Professor do curso de Letras da UFSCar lança livro de ensaios sobre literaturas africanas

jorge valentimO professor Jorge Vicente Valentim lança, nesta quinta-feira (31), o livro “Pelas Margens do Atlântico e do Índico”, contendo diversos ensaios que abordam uma análise crítica dos romances de autores de países africanos de língua portuguesa como Mia Couto, Pepetela, Manuel Ferreira, José Eduardo Agualusa, entre outros. O lançamento do livro acontecerá às 17h30, no Auditório da UEIM, no Centro de Educação e Ciências Humanas da Universidade Federal de São Carlos (CECH/UFSCar) e estarão presentes no evento o autor Jorge Vicente Valentim (UFSCar) e a Profa. Dra. Simone Caputo Gomes (USP).

Em entrevista para o Livre Opinião – Ideias em Debate, Jorge, que é docente do curso de Letras da UFSCar e ministra as disciplinas de Literatura de Língua Portuguesa e Literaturas Africanas de Língua Portuguesa, explicou o seu processo de criação para a obra: “É um livro que reúne ensaios que eu escrevi praticamente desde que vim para a Universidade Federal de São Carlos, pois eu vim trabalhar especificamente com literatura portuguesa e literaturas africanas”. Ele também respondeu sobre a importância de se ler os romances africanos de língua portuguesa: “Me parece ser absolutamente enriquecedor: como perceber estas diferentes culturas e essas diferentes etnias, dentro destas diferentes culturas, e todas elas partilhando de uma língua comum”.
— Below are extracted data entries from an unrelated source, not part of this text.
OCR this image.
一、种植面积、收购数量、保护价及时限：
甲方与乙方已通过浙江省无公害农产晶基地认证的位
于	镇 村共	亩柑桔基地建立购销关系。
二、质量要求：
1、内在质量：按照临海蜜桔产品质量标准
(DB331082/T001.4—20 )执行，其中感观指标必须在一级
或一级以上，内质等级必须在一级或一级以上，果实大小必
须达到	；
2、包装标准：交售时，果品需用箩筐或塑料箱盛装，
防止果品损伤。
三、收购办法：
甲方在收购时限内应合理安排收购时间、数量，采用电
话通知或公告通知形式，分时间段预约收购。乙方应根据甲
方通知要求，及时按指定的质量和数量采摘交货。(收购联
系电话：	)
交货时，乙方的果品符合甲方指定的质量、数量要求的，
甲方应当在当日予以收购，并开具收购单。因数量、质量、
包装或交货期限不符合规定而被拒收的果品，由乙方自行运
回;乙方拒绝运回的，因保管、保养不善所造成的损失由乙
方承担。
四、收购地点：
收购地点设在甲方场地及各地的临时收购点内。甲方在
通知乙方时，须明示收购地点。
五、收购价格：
Jorge espera que seu livro contribua para as análises literárias feitas por leitores e estudiosos da área, bem como possa motivar outras pessoas a conhecerem os diversos romances das literaturas africanas de língua portuguesa: “Espero que as pessoas leiam. Se, por um acaso, a leitura motivar uma pessoa, por exemplo, a fazer uma investigação, a dedicar-se mais ao assunto, ou mesmo começar a ler outras coisas para além daquelas que estavam acostumados a ler, acho que é o ganho maior!”

 Livre Opinião: Jorge, você poderia falar um pouco sobre o processo de criação e também sobre a proposta do livro?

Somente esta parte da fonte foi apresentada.